Saturday, January 9, 2010

Polysix on the road to recovery

Don't underestimate the power of battery acid!

So, Christmas and New Year vacation is over. But, the day before I had to go back to work I made a last effort to get something done since I'd spent most of my vacation just playing computer games or doing nothing. I'd gotten the Poly 61 keys working and felt like the Polysix needed attention, so...

Battery and damaged chip has to go
I knew there was trouble with the chip with the horrible fix next to the battery. I also decided that the battery has to go, even if it looks new and clean, who knows when it will start leaking.
So, I wasn't expecting any actual improvements from this but I decided to go ahead with it anyway. The battery came off and I cut the damaged 74LS08 off and removed the pins by desoldering them afterwards (easier than trying to desolder the whole thing at once).
I put two wires for the battery so I can place it somewhere else in the synthesizer later. Where the 74LS08 had been I put a milled socket, in case something goes wrong. Luckily I happened to have some 74HC08 chips at home so one of those should be good replacements for the LS chip. I also tried to scrape off some of that crusty greenish stuff from the acid damage and cleaned the surrounding area with rubbing alcohol (isopropyl alcohol).
Here's what it looked like afterwards:

It actually sounds like a synthesizer now
To my surprise, after placing the chip in the socket and powering up the Polysix I actually got "tones" coming out of it, not just noisy constant pitch sounds as before. It sounded correct!
However, none of the controls for setting VCO parameters were responding :(
I mean octave selection, PWM, waveform selection and such things...

Long boring search for error
Wondering if it was something wrong with the panel, I removed the knobs, removed the board and checked if the selectors and everything worked, and it seemed to so I put it back. Not mechanical failure there at least.
I looked at the schematics (internet is good) and tried to see where the panel board is connected to. Turns out, naturally, it's scanned by the CPU and it's a bit difficult to see if it works but I assumed it did. Then I checked the connectors to the voice board for the signals carrying the information (like octave selection, waveform etc) that wasn't responding. No change there. So, the voices never get that information. I assume the voices are not the problem then. Where to the signals going to the voice board come from? They come from the CPU of course, but via a latch. Aha. I checked the schematics again and compared the in and output of the latch for the waveform selection line. The input to the latch was on the data bus so I couldn't tell what was happening there but at least I saw that things WERE happening. The output never changed state. Why not? Didn't it get the correct data from the CPU or was the latch fried? I checked the clock pin of the latch and saw a steady 0V level with some noise. No clock pulses reach the latch? Hm... Where are they supposed to come from? Schematics say pin 35 on the CPU. I checked conductivity between pin 35 and the clock pin on the latch... No connection! Aha! But why?
Trying to see on the PCB layout in the service manual and on the board itself where the trace on the PCB leads is tricky. After a while I found it, and.. yes... of course it runs just under where the damaged 74LS08 chip was. So, I attached a jumper wire on the back of the PCB instead, restoring the connection between CPU pin 35 and the latch. Success! I could now change octave, waveform and everything! JOY!

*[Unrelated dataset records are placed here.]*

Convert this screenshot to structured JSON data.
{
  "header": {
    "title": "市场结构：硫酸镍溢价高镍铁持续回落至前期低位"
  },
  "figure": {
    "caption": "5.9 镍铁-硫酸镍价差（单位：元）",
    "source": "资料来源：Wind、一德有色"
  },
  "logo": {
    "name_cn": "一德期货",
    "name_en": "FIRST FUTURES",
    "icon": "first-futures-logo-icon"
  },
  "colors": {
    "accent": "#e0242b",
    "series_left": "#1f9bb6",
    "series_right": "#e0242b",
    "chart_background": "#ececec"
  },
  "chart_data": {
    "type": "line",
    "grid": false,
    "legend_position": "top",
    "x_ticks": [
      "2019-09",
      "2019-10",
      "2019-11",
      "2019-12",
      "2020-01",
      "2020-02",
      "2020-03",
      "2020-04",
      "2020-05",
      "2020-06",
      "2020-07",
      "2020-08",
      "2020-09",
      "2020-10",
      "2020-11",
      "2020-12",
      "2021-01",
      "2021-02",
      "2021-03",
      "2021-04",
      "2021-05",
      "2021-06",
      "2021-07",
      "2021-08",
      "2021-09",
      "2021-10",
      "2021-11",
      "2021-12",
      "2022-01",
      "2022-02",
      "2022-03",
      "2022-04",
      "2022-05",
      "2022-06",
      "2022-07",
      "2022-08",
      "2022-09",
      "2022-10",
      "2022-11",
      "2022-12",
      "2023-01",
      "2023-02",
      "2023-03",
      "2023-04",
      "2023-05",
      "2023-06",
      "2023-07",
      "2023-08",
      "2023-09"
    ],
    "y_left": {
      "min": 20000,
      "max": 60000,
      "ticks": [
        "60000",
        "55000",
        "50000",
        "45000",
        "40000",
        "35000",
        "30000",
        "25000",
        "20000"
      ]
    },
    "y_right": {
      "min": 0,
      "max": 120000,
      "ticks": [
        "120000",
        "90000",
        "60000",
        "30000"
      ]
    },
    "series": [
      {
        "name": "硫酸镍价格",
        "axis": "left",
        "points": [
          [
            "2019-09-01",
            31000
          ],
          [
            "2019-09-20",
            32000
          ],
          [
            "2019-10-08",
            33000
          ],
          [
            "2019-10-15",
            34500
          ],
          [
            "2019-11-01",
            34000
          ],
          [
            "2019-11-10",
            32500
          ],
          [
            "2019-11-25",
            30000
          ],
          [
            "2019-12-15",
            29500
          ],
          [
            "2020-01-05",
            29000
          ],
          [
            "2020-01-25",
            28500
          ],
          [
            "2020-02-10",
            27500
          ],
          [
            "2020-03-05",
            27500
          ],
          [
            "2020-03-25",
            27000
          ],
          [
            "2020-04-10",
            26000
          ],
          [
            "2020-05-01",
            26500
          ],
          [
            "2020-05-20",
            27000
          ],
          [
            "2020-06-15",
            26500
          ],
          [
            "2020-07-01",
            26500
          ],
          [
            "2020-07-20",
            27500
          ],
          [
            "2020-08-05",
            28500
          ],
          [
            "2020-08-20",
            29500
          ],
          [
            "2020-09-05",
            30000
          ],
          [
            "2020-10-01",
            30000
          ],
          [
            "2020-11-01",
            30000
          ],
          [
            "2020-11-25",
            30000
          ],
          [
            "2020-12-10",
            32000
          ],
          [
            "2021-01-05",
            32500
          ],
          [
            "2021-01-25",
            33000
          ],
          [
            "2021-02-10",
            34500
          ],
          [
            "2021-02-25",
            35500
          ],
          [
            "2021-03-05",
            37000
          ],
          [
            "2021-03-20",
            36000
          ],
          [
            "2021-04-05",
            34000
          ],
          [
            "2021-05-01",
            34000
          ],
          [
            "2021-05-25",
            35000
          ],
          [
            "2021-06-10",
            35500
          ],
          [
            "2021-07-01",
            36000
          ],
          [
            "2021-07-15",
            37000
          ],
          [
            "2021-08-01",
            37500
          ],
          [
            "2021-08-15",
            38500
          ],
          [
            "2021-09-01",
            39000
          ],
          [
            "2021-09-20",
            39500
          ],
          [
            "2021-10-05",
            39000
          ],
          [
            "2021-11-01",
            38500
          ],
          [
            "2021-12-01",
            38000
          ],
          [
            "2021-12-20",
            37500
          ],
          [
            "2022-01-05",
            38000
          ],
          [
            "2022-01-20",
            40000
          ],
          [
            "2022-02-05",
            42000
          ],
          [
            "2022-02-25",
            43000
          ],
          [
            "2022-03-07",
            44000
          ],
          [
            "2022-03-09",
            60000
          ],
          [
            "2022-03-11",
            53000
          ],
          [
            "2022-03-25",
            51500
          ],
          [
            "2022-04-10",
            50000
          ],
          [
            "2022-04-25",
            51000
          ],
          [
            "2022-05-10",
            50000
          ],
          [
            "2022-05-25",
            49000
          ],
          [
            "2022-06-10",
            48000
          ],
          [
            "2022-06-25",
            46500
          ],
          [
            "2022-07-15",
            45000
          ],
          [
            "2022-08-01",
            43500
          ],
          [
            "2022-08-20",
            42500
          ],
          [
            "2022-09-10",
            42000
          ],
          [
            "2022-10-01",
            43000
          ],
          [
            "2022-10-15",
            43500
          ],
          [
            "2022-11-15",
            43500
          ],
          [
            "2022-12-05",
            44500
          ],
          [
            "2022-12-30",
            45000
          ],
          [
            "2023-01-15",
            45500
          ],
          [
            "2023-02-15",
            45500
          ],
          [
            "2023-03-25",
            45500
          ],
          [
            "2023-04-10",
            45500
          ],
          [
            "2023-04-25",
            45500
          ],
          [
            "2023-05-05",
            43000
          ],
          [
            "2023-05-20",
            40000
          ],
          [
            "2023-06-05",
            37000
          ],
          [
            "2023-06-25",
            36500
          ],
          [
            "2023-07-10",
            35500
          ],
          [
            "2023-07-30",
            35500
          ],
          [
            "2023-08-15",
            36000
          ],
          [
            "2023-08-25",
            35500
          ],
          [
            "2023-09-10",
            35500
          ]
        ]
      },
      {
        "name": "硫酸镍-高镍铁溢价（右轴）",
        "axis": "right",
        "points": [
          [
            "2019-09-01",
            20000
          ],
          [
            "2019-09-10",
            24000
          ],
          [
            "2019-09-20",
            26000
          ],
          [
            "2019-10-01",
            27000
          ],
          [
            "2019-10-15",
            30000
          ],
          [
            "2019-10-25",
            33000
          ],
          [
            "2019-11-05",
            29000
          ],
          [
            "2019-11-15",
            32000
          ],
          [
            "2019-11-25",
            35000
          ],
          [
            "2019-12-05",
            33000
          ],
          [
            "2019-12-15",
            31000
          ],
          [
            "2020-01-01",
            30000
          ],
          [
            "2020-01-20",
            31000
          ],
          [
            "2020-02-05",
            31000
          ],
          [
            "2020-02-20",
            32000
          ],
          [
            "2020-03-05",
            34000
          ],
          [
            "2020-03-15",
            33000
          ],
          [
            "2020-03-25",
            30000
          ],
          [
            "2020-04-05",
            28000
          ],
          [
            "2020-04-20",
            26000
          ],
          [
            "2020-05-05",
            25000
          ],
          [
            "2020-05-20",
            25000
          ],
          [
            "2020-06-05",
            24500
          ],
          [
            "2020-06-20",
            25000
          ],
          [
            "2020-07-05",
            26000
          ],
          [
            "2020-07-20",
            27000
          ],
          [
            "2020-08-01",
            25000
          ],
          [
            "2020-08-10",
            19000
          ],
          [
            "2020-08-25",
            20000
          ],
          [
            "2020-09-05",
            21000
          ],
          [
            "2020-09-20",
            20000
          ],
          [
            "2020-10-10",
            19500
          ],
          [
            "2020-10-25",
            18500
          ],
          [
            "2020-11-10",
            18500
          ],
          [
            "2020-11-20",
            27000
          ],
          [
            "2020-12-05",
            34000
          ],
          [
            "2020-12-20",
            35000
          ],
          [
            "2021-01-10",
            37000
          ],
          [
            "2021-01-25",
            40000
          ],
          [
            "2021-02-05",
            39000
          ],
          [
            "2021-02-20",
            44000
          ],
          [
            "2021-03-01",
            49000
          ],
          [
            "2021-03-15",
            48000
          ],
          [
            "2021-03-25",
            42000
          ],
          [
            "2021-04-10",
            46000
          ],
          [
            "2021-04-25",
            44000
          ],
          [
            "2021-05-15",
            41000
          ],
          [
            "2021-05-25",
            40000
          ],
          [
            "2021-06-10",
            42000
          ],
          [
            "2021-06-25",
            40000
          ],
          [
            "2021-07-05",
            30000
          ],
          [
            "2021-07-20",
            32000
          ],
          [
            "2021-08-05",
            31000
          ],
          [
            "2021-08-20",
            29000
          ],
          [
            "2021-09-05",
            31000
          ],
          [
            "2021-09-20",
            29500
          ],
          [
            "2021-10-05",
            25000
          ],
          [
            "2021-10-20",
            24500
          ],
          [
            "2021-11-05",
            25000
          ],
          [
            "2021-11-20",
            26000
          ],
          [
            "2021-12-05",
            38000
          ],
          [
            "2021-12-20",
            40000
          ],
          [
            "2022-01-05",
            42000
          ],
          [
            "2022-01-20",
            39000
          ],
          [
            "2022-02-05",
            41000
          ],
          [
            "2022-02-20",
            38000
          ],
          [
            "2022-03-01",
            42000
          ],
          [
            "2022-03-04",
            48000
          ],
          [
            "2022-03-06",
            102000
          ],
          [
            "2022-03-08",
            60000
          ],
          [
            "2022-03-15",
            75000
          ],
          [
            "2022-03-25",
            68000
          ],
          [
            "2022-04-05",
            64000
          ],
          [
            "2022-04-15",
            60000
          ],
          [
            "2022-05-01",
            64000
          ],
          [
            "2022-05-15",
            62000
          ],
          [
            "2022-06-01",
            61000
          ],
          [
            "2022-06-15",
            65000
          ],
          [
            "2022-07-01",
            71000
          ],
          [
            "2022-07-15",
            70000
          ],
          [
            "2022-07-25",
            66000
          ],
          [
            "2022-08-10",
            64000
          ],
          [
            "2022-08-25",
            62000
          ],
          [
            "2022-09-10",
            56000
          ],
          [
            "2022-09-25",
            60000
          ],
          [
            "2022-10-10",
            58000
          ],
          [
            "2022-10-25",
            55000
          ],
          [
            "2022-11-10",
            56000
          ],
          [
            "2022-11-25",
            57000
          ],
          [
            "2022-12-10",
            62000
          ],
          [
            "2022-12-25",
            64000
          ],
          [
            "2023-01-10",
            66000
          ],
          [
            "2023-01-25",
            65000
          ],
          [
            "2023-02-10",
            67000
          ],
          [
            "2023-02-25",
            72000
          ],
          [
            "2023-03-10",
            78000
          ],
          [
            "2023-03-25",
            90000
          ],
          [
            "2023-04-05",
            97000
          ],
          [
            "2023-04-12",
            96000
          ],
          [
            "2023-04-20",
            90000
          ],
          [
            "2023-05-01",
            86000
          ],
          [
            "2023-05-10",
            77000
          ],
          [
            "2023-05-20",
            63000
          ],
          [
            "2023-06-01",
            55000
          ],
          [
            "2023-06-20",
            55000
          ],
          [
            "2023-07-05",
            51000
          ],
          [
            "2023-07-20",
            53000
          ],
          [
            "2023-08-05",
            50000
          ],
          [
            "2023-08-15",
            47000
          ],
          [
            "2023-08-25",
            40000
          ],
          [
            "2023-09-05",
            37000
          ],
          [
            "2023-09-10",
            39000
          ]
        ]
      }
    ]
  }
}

Let me just tell you, that using a USB oscilloscope is messy when you don't have enough room to put the synthesizer near the computers. So, I had to look at the service manual PDF, go to the synth, place the probes, gently turn around and look behind me at the computer screen without slipping and causing a short-circuit with the probes, only to realize I forgot to alt-tab back to the oscilloscope application. So, remove the probes, go to the computers, press alt-tab to bring up the oscilloscope, back to the synthesizer, place probes, turn around and check the screen.

I think I did this mistake of not bringing up the oscilloscope screen like 10 times. VERY annoying... Ah well...

What's left to do?
Of course the keyboard is in bad shape and most of the keys are not responding. Hopefully I'll be able to clean them and get them to work. A lot of the buttons on the panel are bad and don't always respond and a couple of them look like they've been hit by something hard.

Something that worries me is that the voices are a bit detuned towards eachother and I also think that the voices don't track perfectly across the entire keyboard. I also noticed that the second voice is a bit louder than the others. This means calibration. Brrr... I hope I can do that right. I'm a bit nervous that I'll just make it worse instead :)

MIDI on the horizon?
I was not planning on putting a MIDI interface in this or the Poly 61 since the only ones I've found are expensive. However, I recently found a czech company selling reasonably cheap kits that at least implements acceptable MIDI functionality.
They have a MIDI kit for the Polysix and they have a kit for the Poly 61 under development. Great! If/when I get my synthesizers in good working order I will most definitely order one of each once the Poly 61 kit is available as well.